文敬仁點頭:“都是五年的陳米,不到新米的一成價,沿途請的保镖花費還比買米多些。”
莫怪他不賣給當地征米的門派,陳米多腐朽,都說吃多傷身,湖南不缺米,這些陳米原是無人問津之物。
藍勝青愠道:“你從衡南運了批沒人要吃的陳米,就想賣我們一千五百兩?”
“陳米就陳米,難民還想吃新米,這還算是逃難嗎?”文敬仁答得斯文,卻理直氣壯。
“我用一千石新米換你一千石陳米,你不虧。”殷莫瀾道,“我派人送你,即刻讓米入倉。”
文敬仁笑道:“我這米隻賣不換。”他竟然氣定神閑,絲毫不懼。
殷莫瀾搖頭:“由不得你。”
文敬仁笑道:“由不得我,油在米上頭。”
衆人都是一愣,不解他話中之意。文敬仁知道衆人不解,接着道:“我在米上淋了菜油,用麻捆着,賣不出去就一把火全燒了。
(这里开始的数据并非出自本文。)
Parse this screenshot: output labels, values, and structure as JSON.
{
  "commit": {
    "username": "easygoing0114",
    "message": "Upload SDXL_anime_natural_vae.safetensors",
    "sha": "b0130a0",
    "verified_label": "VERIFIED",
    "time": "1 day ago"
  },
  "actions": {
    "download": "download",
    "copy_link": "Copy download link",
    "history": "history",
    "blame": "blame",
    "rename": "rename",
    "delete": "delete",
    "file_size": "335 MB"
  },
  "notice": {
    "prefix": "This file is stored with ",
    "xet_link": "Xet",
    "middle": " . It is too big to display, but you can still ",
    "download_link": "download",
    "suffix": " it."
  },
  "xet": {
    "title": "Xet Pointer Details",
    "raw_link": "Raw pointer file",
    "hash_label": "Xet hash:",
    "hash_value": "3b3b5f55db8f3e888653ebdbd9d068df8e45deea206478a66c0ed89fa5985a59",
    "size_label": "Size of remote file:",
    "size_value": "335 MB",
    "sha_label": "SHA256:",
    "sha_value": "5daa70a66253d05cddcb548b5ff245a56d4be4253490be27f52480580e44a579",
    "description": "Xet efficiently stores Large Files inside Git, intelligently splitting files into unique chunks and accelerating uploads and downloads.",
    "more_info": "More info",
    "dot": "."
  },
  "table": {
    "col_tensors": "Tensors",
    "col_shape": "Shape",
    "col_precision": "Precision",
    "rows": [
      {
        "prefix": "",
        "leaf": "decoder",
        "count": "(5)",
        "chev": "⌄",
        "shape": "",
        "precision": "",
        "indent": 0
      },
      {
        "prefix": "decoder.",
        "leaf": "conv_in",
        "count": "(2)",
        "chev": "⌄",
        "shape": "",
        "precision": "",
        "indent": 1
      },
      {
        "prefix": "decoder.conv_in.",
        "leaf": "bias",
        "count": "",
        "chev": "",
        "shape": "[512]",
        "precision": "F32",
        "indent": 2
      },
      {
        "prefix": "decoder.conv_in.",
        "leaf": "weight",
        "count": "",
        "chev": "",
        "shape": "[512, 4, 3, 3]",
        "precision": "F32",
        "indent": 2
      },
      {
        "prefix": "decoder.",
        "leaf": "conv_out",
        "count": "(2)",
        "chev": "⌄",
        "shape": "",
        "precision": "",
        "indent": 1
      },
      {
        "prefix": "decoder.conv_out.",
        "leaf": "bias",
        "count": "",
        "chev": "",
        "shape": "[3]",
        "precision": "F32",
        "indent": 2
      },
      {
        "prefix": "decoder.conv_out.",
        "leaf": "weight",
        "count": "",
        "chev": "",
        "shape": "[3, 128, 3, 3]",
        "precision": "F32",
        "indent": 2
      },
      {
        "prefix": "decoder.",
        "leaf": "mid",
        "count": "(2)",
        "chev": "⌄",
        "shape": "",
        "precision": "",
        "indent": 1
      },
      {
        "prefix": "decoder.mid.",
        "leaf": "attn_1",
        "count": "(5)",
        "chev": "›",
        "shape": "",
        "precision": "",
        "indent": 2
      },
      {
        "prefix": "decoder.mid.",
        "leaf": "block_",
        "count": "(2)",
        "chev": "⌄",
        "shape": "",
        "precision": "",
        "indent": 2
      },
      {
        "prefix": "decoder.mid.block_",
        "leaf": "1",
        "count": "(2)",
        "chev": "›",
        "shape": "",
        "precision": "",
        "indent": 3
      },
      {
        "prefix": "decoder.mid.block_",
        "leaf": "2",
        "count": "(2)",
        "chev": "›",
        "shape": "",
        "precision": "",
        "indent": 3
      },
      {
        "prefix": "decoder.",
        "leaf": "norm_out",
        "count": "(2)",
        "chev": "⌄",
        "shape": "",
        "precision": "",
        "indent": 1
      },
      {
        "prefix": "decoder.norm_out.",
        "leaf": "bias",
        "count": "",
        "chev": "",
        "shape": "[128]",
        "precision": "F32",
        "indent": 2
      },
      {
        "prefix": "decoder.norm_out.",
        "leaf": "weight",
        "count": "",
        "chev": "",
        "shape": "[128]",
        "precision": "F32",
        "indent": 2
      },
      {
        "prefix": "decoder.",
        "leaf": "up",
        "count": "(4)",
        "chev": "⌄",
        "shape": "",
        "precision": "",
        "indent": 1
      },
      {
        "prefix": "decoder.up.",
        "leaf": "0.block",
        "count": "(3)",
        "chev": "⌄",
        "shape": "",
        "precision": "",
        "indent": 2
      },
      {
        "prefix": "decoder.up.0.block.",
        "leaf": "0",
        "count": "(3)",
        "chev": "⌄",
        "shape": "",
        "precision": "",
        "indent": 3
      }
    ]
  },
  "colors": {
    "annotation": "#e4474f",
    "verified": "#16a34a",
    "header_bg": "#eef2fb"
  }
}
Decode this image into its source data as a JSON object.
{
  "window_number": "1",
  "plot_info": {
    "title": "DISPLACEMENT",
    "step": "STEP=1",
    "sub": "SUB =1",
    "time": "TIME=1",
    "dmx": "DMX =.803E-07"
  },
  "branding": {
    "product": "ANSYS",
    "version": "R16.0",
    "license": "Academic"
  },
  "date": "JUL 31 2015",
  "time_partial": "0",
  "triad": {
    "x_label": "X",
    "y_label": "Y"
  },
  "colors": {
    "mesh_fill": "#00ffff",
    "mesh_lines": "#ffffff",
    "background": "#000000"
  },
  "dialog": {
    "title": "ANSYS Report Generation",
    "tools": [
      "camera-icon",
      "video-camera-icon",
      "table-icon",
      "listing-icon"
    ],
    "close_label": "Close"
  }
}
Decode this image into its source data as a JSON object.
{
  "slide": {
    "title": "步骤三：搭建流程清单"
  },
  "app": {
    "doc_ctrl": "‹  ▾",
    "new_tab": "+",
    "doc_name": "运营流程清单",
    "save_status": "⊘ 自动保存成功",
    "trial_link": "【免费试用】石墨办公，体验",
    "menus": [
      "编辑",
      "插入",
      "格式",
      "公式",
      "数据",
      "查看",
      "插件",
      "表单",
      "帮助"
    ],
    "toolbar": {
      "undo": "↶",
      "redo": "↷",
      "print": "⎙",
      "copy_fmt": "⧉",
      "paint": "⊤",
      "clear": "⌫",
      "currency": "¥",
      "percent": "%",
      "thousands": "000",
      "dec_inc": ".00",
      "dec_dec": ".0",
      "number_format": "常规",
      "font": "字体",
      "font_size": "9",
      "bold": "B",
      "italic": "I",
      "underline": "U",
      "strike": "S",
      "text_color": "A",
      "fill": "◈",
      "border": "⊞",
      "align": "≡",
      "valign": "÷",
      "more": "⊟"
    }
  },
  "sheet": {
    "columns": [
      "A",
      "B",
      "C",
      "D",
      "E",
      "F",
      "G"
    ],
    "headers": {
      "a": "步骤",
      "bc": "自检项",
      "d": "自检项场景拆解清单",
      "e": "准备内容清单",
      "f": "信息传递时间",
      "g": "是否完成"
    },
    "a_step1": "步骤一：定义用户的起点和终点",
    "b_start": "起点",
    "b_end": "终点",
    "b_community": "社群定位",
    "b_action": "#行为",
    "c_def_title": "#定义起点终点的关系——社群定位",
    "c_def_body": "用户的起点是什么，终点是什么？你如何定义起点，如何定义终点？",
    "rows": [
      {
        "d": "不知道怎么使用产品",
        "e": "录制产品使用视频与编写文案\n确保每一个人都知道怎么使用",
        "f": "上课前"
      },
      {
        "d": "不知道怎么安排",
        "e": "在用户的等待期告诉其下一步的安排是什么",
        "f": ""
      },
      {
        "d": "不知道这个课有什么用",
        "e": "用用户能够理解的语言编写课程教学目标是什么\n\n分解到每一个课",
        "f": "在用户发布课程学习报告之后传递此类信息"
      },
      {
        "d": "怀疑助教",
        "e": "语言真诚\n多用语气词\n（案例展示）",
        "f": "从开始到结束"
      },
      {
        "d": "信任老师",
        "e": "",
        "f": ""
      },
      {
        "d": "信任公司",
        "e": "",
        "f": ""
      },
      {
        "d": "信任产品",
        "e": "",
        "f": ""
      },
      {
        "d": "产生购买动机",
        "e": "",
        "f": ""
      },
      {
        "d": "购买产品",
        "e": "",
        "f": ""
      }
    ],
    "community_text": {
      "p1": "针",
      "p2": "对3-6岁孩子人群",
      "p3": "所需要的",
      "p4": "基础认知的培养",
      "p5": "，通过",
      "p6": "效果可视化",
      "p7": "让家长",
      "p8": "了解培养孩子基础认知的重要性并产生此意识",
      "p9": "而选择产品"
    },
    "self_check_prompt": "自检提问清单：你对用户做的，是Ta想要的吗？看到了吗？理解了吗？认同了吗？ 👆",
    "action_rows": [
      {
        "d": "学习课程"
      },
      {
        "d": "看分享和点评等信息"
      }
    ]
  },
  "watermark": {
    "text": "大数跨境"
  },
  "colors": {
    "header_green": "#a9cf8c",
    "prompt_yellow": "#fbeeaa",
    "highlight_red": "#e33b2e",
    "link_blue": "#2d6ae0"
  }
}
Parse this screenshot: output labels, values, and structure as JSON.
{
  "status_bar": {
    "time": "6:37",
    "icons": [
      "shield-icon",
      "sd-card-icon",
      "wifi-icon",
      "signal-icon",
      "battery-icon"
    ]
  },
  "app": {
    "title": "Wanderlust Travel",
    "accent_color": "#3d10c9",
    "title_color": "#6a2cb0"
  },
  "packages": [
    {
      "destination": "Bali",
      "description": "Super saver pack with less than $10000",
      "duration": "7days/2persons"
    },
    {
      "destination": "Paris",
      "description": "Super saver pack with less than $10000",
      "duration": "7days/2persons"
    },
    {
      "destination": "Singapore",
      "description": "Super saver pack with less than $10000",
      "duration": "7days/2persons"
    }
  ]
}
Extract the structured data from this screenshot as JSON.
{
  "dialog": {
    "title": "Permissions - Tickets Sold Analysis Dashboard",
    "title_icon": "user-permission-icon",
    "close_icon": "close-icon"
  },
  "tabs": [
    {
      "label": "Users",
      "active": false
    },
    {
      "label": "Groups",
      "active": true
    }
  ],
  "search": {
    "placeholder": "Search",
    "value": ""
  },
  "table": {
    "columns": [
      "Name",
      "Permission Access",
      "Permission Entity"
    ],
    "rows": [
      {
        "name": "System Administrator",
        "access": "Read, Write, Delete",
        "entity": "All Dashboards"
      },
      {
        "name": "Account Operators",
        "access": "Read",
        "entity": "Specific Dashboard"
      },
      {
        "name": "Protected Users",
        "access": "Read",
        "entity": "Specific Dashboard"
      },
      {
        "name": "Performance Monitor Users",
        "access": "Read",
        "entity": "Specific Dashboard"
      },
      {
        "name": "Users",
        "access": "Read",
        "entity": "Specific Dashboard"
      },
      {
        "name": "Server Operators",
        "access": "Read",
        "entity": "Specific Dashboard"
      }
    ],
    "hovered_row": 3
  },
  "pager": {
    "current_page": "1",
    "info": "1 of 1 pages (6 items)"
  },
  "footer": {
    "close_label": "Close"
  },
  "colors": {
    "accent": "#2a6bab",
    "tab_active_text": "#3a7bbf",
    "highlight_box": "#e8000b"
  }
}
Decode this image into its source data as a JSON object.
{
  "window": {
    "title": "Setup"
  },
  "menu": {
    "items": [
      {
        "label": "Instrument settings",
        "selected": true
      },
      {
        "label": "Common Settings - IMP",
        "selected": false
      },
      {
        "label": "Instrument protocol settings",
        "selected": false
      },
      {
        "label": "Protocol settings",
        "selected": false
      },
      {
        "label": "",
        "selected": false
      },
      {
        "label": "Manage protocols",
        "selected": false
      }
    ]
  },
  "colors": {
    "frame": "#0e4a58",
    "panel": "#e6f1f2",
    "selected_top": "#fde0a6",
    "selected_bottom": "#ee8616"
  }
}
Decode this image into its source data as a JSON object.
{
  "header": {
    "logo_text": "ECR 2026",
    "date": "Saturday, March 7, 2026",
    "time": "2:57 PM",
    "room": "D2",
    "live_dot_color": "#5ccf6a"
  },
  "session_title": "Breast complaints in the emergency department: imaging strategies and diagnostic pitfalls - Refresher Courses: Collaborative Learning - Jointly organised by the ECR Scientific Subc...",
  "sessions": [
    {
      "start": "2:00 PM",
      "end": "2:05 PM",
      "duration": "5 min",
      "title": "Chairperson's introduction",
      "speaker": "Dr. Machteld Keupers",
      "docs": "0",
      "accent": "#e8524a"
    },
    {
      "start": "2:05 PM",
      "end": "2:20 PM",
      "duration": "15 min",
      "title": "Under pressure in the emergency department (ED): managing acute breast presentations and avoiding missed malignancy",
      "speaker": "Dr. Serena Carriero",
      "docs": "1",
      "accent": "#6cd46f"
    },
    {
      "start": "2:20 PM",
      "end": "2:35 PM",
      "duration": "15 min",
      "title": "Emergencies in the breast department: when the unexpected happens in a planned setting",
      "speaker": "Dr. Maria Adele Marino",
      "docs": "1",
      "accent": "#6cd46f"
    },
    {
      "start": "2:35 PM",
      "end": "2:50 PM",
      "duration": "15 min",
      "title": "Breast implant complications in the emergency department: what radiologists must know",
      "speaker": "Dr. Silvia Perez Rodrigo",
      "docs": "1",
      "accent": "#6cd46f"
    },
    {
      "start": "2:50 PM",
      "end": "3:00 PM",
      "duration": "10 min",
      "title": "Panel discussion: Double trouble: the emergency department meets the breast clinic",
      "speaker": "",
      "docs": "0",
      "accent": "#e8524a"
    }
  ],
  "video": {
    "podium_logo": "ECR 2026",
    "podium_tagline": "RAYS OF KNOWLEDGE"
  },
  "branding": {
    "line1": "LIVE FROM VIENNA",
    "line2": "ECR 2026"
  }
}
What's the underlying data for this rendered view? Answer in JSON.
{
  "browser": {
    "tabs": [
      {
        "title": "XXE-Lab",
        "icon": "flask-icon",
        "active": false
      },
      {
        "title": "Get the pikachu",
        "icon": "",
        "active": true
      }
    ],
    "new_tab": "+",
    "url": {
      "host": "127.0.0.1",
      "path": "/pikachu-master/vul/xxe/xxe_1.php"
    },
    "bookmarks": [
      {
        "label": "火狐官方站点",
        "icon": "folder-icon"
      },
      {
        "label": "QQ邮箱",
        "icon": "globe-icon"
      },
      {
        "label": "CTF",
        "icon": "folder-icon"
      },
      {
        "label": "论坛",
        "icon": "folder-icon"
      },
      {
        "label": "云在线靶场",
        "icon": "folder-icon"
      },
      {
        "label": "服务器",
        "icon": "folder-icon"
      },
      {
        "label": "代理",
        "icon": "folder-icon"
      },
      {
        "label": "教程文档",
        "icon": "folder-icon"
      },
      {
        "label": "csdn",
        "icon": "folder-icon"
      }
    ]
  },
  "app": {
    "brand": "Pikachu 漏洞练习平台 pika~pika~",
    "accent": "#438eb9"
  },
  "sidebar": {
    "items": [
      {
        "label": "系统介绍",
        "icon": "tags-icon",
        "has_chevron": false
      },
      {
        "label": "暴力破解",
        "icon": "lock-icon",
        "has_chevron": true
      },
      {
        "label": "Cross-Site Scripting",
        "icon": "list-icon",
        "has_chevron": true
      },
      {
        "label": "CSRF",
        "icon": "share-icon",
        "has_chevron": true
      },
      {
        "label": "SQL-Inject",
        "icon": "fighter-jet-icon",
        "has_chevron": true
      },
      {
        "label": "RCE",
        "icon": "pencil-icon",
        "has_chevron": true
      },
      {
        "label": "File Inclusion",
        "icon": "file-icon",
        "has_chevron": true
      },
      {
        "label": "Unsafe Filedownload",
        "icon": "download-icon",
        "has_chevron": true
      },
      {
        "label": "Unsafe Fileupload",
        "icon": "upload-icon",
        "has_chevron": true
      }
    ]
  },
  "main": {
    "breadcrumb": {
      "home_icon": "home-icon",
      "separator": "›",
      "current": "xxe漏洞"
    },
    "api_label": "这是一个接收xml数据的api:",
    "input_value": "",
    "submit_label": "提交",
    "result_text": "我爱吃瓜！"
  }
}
”
他長身一揖:“文某全副身家都賭在這一千石米糧上,若掙不着銀兩,文某就與這一千石陳米一同燒個幹淨。”
藍勝青料不到這人竟如此無賴。
“我沒什麽要問的了。”殷莫瀾望向藍勝青,抱拳請示,“請副掌定奪。”
※
“腰,往下沉。腿,開點,大腿與地齊平。”徐亮拿着樹枝指揮着,一邊走,手腳上的鐐铐不住锒铛作響。
四名孩童雙手握拳,拳心朝天,雙腳跨開,沉腰下馬,蹲得似模似樣。
自從丢斧子那事後,村民對馬匪們深感愧疚,兩方感情益發好了。得知徐亮在教小順兒學武,其他孩子也有興緻,四名十餘歲半大不小的毛孩子農忙之餘便跟着徐亮到村外比劃,倒也和樂融融。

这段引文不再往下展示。